Cari lettori, nuovo appuntamento con la rubrica destinata a riproporre i passaggi pià belli delle nostre letture, o anche semplicemente quegli estratti che, per un qualsiasi motivo - vuoi un ricordo o una frase detta il giorno prima - riteniamo meritevoli di essere riportati. (Per ulteriori informazioni sul come e sul perchè di questa rubrica, vi rimando al post d'introduzione.)
Mai era una parola che non le piaceva. Non per via dell'infinitezza che implicava o per quella sensazione d'implacabilità ostinata che suscitava all'orecchio, ma perchè era, per sua stessa definizione, improbabile. L'improbabilità la disturbava.
Iperbole perfetta, mai era una parola sfacciata, soprattutto per essere un avverbio. Illimitata e indiscriminata, mai riusciva in ciò a cui poche parole arrivavano. Rifiutava di essere qualificata, di soccombere alla razionalità o d'esserne imbrigliata per più d'una sola frase. Mai sconfiggeva la logica e, per Abigail Harker, nulla poteva essere più sconvolgente.
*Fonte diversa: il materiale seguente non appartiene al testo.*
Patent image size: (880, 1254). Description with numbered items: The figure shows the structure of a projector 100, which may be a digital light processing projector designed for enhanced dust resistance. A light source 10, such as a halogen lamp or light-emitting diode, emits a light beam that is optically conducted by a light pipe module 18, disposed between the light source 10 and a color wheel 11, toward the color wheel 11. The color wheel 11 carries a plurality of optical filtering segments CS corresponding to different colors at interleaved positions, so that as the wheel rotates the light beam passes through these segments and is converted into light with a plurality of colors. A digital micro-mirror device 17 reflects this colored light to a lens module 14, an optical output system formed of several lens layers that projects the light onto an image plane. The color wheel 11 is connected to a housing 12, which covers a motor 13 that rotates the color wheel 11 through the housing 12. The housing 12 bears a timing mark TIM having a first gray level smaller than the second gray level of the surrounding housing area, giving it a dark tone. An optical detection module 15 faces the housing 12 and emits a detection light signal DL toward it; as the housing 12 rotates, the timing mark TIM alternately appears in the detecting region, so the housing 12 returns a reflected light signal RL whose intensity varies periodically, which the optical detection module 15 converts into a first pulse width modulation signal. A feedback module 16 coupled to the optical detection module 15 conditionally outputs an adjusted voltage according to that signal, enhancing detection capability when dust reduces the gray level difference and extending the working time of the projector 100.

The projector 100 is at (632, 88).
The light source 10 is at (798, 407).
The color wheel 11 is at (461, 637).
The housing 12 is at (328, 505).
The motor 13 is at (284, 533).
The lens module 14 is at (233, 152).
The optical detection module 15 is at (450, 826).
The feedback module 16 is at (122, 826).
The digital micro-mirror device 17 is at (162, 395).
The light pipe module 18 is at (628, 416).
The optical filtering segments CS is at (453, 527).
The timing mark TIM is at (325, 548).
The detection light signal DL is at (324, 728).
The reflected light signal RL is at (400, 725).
Abigail notava sempre gli accenti, le espressioni gergali, i colloquialismi. Le tendenze verbali erano la prova, secondo il suo punto di vista, delle capacità della lingua, della sua forza. Era un prodigio in sè e per sè. Gli abusi che essa sopportava erano impressionanti. Le parole venivano abbreviate, allungate, saccheggiate e imbastardite, eppure sopravvivevano, sempre flessibili. Le parole avevano una resistenza che lei invidiava loro.
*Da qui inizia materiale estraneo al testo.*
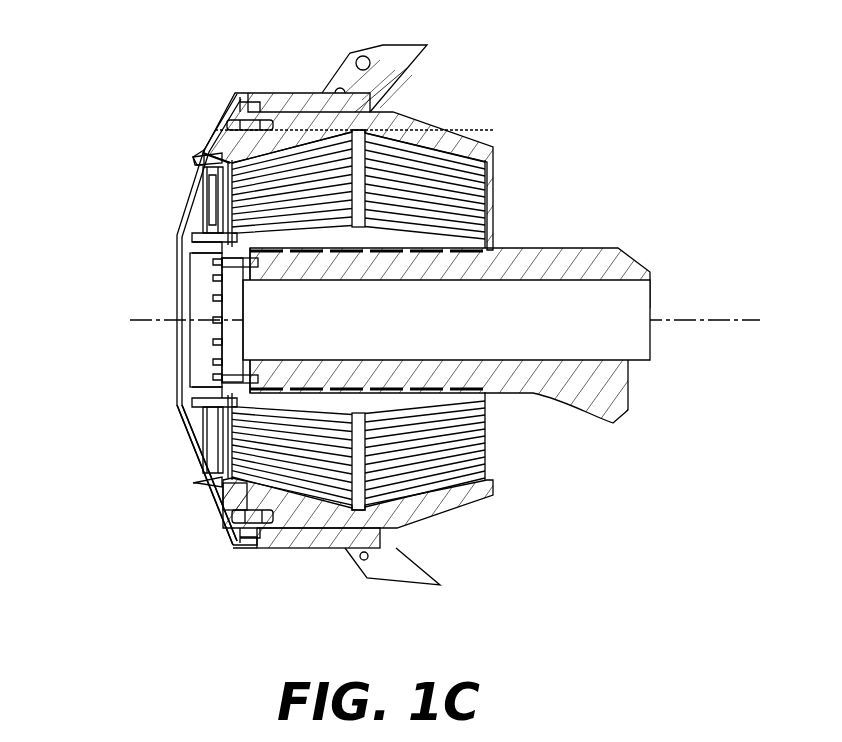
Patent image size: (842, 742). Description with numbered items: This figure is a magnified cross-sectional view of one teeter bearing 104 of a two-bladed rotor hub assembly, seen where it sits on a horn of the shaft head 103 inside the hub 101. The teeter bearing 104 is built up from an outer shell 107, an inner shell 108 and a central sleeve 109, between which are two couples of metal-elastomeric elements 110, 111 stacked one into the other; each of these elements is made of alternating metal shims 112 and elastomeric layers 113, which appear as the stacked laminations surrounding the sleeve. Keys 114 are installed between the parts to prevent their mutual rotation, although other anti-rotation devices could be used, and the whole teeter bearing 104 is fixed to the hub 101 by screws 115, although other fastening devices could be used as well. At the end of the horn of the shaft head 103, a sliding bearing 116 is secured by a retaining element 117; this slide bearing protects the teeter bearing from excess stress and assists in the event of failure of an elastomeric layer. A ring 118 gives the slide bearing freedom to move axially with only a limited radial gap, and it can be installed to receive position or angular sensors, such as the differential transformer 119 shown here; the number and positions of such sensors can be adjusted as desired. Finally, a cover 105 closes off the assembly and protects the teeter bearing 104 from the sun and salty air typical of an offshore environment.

The hub 101 is at (298, 538).
The shaft head 103 is at (552, 243).
The teeter bearing 104 is at (200, 500).
The cover 105 is at (177, 350).
The outer shell 107 is at (432, 130).
The inner shell 108 is at (233, 503).
The central sleeve 109 is at (442, 395).
The metal-elastomeric element 110 is at (227, 178).
The metal-elastomeric element 111 is at (227, 220).
The metal shims 112 is at (492, 453).
The elastomeric layers 113 is at (493, 212).
The keys 114 is at (458, 492).
The screws 115 is at (232, 542).
The sliding bearing 116 is at (197, 237).
The retaining element 117 is at (200, 243).
The ring 118 is at (203, 152).
The differential transformer 119 is at (210, 437).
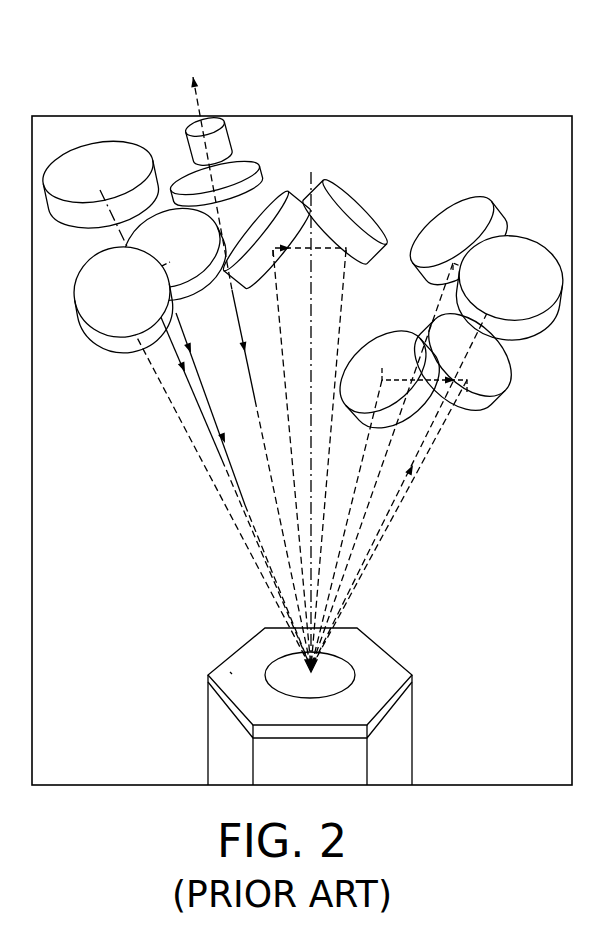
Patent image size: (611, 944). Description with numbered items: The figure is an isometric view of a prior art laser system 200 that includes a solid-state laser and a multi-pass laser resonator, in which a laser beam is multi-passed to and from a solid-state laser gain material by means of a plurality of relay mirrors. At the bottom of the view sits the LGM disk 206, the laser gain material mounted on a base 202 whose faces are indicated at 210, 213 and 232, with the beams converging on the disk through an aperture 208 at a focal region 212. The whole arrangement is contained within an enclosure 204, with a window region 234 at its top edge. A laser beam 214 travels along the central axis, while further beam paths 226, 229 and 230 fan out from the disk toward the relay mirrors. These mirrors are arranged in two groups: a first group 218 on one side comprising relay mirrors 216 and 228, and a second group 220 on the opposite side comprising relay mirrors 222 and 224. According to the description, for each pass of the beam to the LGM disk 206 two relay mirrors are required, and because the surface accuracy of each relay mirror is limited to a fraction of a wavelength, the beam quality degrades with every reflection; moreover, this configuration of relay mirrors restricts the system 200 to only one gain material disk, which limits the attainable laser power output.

The laser system 200 is at (363, 42).
The workpiece (nut) 202 is at (324, 700).
The housing 204 is at (437, 110).
The LGM disk 206 is at (410, 662).
The aperture 208 is at (280, 660).
The workpiece surface 210 is at (230, 672).
The focal spot 212 is at (343, 662).
The chamfer 213 is at (396, 703).
The laser beam 214 is at (247, 342).
The laser source 216 is at (230, 132).
The first beam delivery assembly 218 is at (172, 422).
The second beam delivery assembly 220 is at (498, 165).
The mirror 222 is at (455, 207).
The mirror 224 is at (515, 232).
The beam segment 226 is at (212, 370).
The mirror 228 is at (100, 144).
The beam segment 229 is at (178, 363).
The beam segment 230 is at (222, 420).
The side surface 232 is at (413, 740).
The window 234 is at (318, 115).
Il bisogno di essere ricordati è un istinto. Nessuno vuole essere dimenticato, svanire, perdersi nella memoria. Ecco perchè la gente scarabocchia parole dappertutto, dalle panche ai cavalcavia, ai marciapiedi di calcestruzzo ancora freschi. Le ferite che lasciano nella materia non la fanno dimenticare. A volte, però, ricordare può essere anche peggio dell'essere dimenticati. Abigail lo sapeva. Ricordare apre una ferita diversa.